The “informal” summit meeting between Indian Prime Minister Narendra Modi and Chinese President Xi Jinping in Wuhan, a beautiful riverfront city in Hubei Province, from April 27 to 28, is considered the most promising development in India-China bilateral relations in the past four years. Something that has been missing in this relationship and preventing it from maturing to its full potential is strategic mutual trust at the political and governmental level. I hope that the Wuhan Summit will help in creating this scarce but precious element.
When two top leaders meet, they should not, and they surely will not, discuss nitty gritty issues of our bilateral ties. Rather, they should have a frank, heart-to-heart and mind-to-mind discussion on fundamental questions. What are the root causes of inadequacies in mutual trust? How can we to resolve contentious and long-pending problems? What are the most attractive win-win opportunities before India and China? And how can both countries move forward swiftly in an agreed-upon direction of cooperation on both bilateral and multilateral issues? Finding good answers to these questions requires honest recognition of each other’s core concerns and interests.
The international background against which the Wuhan Summit is taking place is very important. The dominance of the United States, once deemed the world’s sole superpower, is rapidly declining. The current U.S. administration is also resorting to protectionist measures and fighting the tide of globalization. Some influential players in the U.S. are even warning of pulling China into a “trade war.” On global trade and anti-protectionism, India and China are on the same page. The Wuhan Summit can bring India and China closer on many important global issues.
With strategic mutual trust and comprehensive strategic cooperation, India and China can positively foster peace, stability and progress in Asia and around the world.
An important breakthrough at Wuhan that I would like to see is India joining the Belt and Road Initiative (BRI) as an equal partner. India and China should work together in the expanded China-Pakistan Economic Corridor (CPEC), which will pave the way for India-China-Pakistan cooperation. Our two countries should also come to an agreement on implementing the India-Nepal-China Economic Corridor and Bangladesh-China-India-Myanmar Economic Corridor. In short, comprehensive connectivity in South Asia should be a big realm in which Prime Minister Modi and President Xi Jinping can enthusiastically agree in Wuhan.
I am one of those in India to strongly and consistently argue, right from the beginning, that India should join the BRI. Comprehensive connectivity and economic integration will benefit India, China and all of South Asia.
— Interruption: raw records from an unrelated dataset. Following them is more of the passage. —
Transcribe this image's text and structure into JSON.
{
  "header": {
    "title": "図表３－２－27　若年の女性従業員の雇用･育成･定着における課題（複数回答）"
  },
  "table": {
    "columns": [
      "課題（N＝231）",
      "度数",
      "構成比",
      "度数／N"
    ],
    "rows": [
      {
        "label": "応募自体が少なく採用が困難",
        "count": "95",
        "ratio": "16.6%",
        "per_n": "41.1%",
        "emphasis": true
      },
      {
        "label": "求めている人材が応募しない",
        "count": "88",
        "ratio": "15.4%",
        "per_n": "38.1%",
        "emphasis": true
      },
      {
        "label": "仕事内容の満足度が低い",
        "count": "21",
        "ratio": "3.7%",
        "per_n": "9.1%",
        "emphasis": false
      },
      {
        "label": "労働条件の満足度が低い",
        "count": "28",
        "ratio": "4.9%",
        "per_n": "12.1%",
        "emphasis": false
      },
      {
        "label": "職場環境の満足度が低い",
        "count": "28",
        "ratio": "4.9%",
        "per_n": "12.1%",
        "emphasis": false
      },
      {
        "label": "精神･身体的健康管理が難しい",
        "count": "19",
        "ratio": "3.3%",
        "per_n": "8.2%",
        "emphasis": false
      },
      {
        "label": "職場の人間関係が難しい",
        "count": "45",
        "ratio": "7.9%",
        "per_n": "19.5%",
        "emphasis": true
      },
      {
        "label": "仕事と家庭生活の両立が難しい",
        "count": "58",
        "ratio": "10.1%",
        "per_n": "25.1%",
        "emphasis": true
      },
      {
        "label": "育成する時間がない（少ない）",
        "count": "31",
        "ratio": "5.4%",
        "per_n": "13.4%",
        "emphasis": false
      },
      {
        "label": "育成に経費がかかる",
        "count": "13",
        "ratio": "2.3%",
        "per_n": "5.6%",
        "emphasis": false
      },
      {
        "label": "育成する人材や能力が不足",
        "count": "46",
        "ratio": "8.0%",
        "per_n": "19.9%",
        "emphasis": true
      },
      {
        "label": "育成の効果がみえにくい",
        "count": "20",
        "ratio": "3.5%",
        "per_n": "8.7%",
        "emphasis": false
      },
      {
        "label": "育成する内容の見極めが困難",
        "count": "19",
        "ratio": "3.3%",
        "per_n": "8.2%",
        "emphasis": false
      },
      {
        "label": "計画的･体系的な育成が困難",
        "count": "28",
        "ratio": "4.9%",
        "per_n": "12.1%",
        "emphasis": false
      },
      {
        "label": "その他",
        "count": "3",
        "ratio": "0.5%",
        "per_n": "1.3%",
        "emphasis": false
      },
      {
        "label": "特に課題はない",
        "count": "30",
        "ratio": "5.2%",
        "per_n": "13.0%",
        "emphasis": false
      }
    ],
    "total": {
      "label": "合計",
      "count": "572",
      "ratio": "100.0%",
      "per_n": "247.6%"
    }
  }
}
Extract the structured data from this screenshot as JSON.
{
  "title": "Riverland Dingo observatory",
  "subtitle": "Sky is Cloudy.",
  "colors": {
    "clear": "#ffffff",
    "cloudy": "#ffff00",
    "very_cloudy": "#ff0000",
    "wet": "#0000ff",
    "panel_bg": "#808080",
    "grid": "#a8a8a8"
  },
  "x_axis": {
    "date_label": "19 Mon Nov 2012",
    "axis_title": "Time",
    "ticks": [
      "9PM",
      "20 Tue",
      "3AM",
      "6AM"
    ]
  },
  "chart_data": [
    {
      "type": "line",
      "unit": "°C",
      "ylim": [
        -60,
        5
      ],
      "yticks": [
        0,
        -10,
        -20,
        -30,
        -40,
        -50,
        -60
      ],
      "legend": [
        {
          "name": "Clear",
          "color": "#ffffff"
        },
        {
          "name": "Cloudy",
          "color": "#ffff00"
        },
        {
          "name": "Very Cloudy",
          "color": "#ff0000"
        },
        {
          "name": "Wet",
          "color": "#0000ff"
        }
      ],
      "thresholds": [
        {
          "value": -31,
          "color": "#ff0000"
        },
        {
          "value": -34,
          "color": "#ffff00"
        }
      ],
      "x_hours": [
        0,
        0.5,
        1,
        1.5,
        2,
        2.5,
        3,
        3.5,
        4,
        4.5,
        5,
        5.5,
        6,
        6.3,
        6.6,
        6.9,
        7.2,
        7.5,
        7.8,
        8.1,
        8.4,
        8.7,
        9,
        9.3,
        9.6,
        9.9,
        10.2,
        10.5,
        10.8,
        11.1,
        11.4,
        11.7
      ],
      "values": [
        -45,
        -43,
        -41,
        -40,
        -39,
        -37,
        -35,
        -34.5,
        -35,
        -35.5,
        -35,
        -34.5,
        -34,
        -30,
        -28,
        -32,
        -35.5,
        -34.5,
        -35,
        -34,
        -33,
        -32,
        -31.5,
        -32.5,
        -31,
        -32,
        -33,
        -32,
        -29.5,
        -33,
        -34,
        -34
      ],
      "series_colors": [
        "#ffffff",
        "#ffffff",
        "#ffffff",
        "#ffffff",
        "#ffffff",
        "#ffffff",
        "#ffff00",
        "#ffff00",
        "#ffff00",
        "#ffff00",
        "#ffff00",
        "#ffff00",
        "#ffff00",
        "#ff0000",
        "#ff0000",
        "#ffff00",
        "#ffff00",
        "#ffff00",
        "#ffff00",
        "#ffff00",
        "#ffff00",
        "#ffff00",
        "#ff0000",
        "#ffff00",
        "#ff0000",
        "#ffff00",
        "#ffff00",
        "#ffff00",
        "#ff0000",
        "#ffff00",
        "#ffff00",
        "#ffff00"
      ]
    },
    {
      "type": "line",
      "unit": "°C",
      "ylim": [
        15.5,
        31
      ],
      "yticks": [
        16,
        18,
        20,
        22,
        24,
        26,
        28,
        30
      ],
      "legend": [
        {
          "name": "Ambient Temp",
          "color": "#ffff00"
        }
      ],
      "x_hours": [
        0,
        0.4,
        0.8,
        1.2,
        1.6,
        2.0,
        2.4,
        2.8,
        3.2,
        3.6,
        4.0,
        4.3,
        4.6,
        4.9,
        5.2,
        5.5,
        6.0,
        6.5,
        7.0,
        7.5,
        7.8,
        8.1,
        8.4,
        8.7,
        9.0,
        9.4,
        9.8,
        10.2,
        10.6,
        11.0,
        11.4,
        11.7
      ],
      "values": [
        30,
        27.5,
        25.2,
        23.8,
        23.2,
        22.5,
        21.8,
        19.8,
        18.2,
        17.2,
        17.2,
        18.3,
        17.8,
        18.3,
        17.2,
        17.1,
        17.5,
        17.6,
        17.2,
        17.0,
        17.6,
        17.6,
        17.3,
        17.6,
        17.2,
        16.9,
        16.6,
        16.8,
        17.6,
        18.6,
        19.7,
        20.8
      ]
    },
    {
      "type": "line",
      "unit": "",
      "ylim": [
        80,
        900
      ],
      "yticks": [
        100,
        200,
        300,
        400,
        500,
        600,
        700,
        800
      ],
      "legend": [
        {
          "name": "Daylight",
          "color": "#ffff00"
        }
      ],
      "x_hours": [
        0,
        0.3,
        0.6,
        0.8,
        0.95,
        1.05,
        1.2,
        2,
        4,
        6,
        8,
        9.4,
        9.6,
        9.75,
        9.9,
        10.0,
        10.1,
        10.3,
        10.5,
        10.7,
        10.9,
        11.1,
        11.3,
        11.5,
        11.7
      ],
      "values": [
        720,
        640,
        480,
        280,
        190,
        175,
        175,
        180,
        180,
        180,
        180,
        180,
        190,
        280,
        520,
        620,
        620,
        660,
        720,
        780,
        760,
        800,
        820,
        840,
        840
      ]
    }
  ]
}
The primary reason for India’s opposition to the BRI is the contention that the CPEC violates India’s sovereignty since it passes through the Pakistan-controlled Kashmir region, a territory claimed by India. This concern of India should be properly recognized by Beijing. I believe that India, China and Pakistan can reach an innovative and practical consensus on this matter that will pave the way for India to join the BRI. Beijing should also address India’s concerns on China’s reluctance to condemn Pakistani support for terrorist groups targeting India.
Mutual trust can quickly broaden and deepen bilateral and multilateral cooperation on many fronts. We have seen welcome progress in India-China trade and commerce. In 2017, bilateral trade reached an all-time high of US$84 billion. Moreover, India’s exports to China increased, which helped bring more balance to mutual trade. A recent visit to India by Chinese Commerce Minister Zhong Shan and a large delegation was highly successful.
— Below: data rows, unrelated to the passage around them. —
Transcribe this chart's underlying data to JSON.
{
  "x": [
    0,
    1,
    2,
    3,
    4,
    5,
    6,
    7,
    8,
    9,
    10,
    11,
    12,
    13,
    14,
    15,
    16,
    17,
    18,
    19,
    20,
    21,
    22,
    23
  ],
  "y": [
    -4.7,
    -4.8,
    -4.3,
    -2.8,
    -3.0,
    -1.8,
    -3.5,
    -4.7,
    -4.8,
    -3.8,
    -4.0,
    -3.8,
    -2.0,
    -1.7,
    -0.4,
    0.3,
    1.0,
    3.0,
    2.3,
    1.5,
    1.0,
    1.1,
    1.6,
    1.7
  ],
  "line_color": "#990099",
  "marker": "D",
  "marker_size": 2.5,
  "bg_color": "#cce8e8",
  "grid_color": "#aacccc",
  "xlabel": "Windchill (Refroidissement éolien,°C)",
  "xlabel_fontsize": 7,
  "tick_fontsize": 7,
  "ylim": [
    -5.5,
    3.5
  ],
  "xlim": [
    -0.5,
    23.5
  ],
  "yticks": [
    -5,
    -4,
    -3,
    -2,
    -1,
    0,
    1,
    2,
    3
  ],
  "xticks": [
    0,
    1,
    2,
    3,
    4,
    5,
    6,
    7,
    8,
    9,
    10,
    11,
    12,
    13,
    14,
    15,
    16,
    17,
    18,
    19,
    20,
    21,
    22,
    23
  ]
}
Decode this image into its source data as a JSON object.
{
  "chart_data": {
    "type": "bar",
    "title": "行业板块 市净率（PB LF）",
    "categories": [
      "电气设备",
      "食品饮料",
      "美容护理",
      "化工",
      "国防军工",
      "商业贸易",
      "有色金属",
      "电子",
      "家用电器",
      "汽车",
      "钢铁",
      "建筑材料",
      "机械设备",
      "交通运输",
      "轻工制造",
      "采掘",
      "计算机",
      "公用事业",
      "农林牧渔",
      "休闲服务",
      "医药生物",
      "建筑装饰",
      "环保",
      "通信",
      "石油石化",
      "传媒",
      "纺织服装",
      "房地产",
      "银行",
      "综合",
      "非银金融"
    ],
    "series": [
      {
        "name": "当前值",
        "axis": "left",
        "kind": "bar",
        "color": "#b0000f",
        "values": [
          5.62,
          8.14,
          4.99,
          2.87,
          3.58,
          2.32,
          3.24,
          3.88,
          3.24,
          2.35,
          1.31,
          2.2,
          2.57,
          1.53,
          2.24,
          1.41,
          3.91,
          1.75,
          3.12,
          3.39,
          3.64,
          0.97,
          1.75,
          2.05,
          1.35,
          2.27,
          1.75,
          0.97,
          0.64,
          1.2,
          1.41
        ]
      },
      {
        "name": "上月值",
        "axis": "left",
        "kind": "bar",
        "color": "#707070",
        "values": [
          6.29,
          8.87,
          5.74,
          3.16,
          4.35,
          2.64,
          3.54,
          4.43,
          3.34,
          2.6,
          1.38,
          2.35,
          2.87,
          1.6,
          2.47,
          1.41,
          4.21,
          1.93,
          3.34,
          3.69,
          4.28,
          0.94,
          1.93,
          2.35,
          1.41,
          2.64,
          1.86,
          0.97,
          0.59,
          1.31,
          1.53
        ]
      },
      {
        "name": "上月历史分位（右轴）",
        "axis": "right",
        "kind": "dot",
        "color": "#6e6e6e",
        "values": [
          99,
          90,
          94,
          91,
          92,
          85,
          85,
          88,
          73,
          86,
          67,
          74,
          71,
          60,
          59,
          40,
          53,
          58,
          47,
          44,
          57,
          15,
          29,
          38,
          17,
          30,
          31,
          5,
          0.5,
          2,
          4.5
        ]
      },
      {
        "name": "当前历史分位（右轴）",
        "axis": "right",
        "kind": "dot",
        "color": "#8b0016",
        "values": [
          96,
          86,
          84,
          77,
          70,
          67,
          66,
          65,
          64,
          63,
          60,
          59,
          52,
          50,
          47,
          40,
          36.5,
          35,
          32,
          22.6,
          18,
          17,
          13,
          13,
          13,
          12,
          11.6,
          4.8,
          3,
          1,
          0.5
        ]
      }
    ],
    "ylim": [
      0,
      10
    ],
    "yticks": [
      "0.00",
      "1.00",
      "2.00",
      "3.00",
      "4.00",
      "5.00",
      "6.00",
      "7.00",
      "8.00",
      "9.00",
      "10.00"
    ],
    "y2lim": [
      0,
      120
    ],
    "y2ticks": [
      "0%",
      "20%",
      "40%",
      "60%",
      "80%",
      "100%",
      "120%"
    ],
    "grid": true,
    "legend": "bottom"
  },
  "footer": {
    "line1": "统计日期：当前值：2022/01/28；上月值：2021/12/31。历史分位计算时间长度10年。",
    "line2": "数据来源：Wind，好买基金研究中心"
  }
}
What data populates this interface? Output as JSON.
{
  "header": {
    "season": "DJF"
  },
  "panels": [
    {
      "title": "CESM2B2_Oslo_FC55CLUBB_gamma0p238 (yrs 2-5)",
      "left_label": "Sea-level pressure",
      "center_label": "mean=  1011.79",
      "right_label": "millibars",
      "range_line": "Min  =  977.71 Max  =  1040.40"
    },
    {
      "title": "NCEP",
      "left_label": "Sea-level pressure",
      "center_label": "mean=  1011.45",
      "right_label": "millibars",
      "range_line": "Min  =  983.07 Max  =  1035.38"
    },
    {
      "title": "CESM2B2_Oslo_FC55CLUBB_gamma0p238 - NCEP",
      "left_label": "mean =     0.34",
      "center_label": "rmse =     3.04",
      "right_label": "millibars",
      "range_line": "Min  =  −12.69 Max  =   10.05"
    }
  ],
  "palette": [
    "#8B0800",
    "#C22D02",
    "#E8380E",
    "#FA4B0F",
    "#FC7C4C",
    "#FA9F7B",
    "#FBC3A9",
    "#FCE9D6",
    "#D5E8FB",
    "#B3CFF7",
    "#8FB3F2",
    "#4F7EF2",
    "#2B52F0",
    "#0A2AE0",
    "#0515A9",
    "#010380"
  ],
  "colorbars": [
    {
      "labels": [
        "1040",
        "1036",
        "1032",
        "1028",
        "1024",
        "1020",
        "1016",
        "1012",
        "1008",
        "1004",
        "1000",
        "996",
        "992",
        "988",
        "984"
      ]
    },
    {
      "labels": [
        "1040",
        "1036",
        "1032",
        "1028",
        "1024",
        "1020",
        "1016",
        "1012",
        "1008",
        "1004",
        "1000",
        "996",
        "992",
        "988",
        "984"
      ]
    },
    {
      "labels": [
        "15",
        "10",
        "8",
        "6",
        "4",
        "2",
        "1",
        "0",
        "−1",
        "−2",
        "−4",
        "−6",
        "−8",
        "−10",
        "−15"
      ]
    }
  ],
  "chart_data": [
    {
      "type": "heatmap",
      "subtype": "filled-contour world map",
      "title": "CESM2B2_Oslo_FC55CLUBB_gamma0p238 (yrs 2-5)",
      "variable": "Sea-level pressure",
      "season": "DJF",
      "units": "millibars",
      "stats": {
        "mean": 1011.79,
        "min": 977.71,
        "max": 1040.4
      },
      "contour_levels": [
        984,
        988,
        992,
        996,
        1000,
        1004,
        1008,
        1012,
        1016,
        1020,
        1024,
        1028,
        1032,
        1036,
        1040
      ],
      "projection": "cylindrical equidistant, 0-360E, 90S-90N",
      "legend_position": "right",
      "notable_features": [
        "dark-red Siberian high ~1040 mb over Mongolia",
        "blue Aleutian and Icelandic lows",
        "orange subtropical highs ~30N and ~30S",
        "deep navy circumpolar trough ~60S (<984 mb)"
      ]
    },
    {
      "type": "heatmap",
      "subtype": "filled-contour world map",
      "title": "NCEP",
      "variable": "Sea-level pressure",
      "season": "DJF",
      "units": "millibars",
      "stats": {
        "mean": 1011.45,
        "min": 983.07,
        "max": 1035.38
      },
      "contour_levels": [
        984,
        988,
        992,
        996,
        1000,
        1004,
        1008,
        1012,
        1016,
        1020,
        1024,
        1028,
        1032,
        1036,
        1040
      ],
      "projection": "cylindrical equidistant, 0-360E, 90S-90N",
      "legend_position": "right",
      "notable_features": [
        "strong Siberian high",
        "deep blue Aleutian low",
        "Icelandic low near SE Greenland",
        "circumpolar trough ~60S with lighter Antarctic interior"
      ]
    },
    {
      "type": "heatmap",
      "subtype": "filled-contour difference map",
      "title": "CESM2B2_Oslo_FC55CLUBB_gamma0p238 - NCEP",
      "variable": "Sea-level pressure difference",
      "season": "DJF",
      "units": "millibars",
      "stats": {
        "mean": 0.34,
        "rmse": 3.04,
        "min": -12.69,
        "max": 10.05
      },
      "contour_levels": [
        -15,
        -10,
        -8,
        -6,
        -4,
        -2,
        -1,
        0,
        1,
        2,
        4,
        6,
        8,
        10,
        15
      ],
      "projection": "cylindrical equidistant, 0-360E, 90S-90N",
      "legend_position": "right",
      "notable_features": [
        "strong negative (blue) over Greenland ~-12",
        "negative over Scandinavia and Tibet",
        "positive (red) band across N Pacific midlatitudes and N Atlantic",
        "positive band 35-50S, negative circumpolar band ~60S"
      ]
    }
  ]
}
Nevertheless, for two large and rapidly growing economies like India and China, US$84 billion in trade is a very low figure. The number should jump to at least US$300 billion over the next three to four years. China should import more high-value consumer products from India, which will generate employment opportunities in India. India should import more capital goods and sophisticated industrial intermediaries from China that will help the Chinese economy as well as assisting India’s industrialization.
No less important, India should open up many sectors, especially infrastructure, for large-scale Chinese investment. Similarly, China should invite Indian big business and Indian IT companies to expand their activities in China.
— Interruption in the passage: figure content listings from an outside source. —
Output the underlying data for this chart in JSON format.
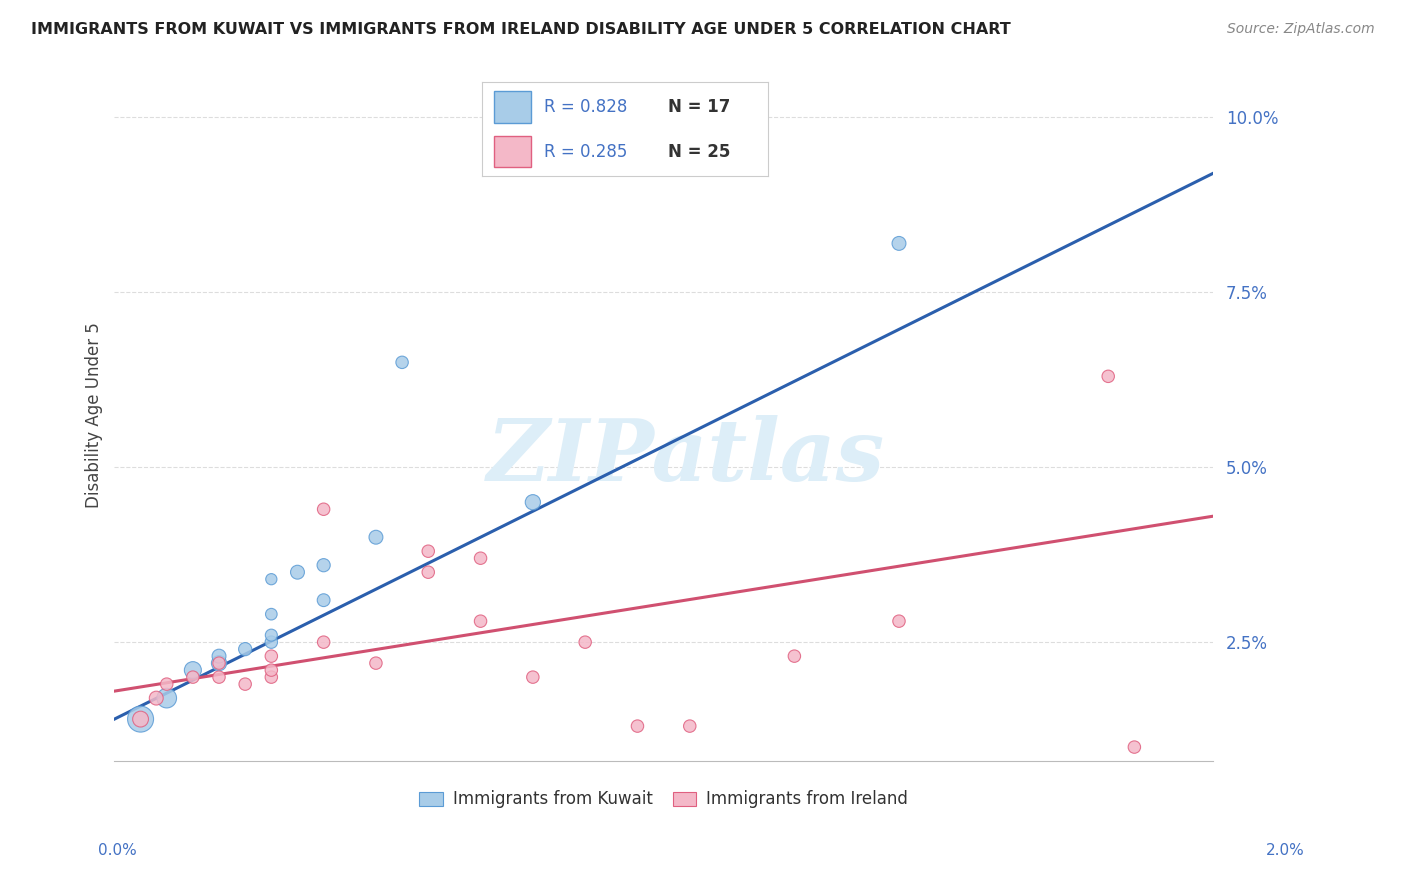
{
  "title": "IMMIGRANTS FROM KUWAIT VS IMMIGRANTS FROM IRELAND DISABILITY AGE UNDER 5 CORRELATION CHART",
  "source": "Source: ZipAtlas.com",
  "ylabel": "Disability Age Under 5",
  "ytick_values": [
    0.025,
    0.05,
    0.075,
    0.1
  ],
  "ytick_labels": [
    "2.5%",
    "5.0%",
    "7.5%",
    "10.0%"
  ],
  "xlim": [
    0.0,
    0.021
  ],
  "ylim": [
    0.008,
    0.107
  ],
  "legend_blue_r": "R = 0.828",
  "legend_blue_n": "N = 17",
  "legend_pink_r": "R = 0.285",
  "legend_pink_n": "N = 25",
  "blue_scatter_x": [
    0.0005,
    0.001,
    0.0015,
    0.002,
    0.002,
    0.0025,
    0.003,
    0.003,
    0.003,
    0.003,
    0.0035,
    0.004,
    0.004,
    0.005,
    0.0055,
    0.008,
    0.015
  ],
  "blue_scatter_y": [
    0.014,
    0.017,
    0.021,
    0.022,
    0.023,
    0.024,
    0.025,
    0.026,
    0.029,
    0.034,
    0.035,
    0.036,
    0.031,
    0.04,
    0.065,
    0.045,
    0.082
  ],
  "blue_scatter_sizes": [
    350,
    200,
    150,
    120,
    100,
    90,
    80,
    75,
    70,
    65,
    100,
    90,
    85,
    100,
    80,
    120,
    100
  ],
  "pink_scatter_x": [
    0.0005,
    0.0008,
    0.001,
    0.0015,
    0.002,
    0.002,
    0.0025,
    0.003,
    0.003,
    0.003,
    0.004,
    0.004,
    0.005,
    0.006,
    0.006,
    0.007,
    0.007,
    0.008,
    0.009,
    0.01,
    0.011,
    0.013,
    0.015,
    0.019,
    0.0195
  ],
  "pink_scatter_y": [
    0.014,
    0.017,
    0.019,
    0.02,
    0.02,
    0.022,
    0.019,
    0.02,
    0.021,
    0.023,
    0.025,
    0.044,
    0.022,
    0.035,
    0.038,
    0.037,
    0.028,
    0.02,
    0.025,
    0.013,
    0.013,
    0.023,
    0.028,
    0.063,
    0.01
  ],
  "pink_scatter_sizes": [
    130,
    100,
    80,
    80,
    80,
    80,
    80,
    80,
    80,
    80,
    80,
    80,
    80,
    80,
    80,
    80,
    80,
    80,
    80,
    80,
    80,
    80,
    80,
    80,
    80
  ],
  "blue_line_x": [
    0.0,
    0.021
  ],
  "blue_line_y": [
    0.014,
    0.092
  ],
  "pink_line_x": [
    0.0,
    0.021
  ],
  "pink_line_y": [
    0.018,
    0.043
  ],
  "blue_scatter_color": "#a8cce8",
  "blue_scatter_edge": "#5b9bd5",
  "pink_scatter_color": "#f4b8c8",
  "pink_scatter_edge": "#e06080",
  "blue_line_color": "#2b5fad",
  "pink_line_color": "#d05070",
  "watermark_text": "ZIPatlas",
  "watermark_color": "#ddeef8",
  "background_color": "#ffffff",
  "grid_color": "#dddddd",
  "title_color": "#222222",
  "ytick_color": "#4472c4",
  "xtick_color": "#4472c4",
  "legend_text_color_blue": "#4472c4",
  "legend_text_color_pink": "#e06080",
  "legend_n_color": "#333333"
}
Finally, we should not underestimate the need to enhance people-to-people contact through tourism, arts, culture, cinema, music, literature, student exchanges, think tank cooperation and other sectors.
In short, the Wuhan Summit provides an opportunity for Narendra Modi and Xi Jinping to commit to ensuring that India-China relations are ambitiously expanded and deepened in the coming years to turn a new page on Asian history.
The author is chairman of the Observer Research Foundation in Mumbai and a political and social commentator.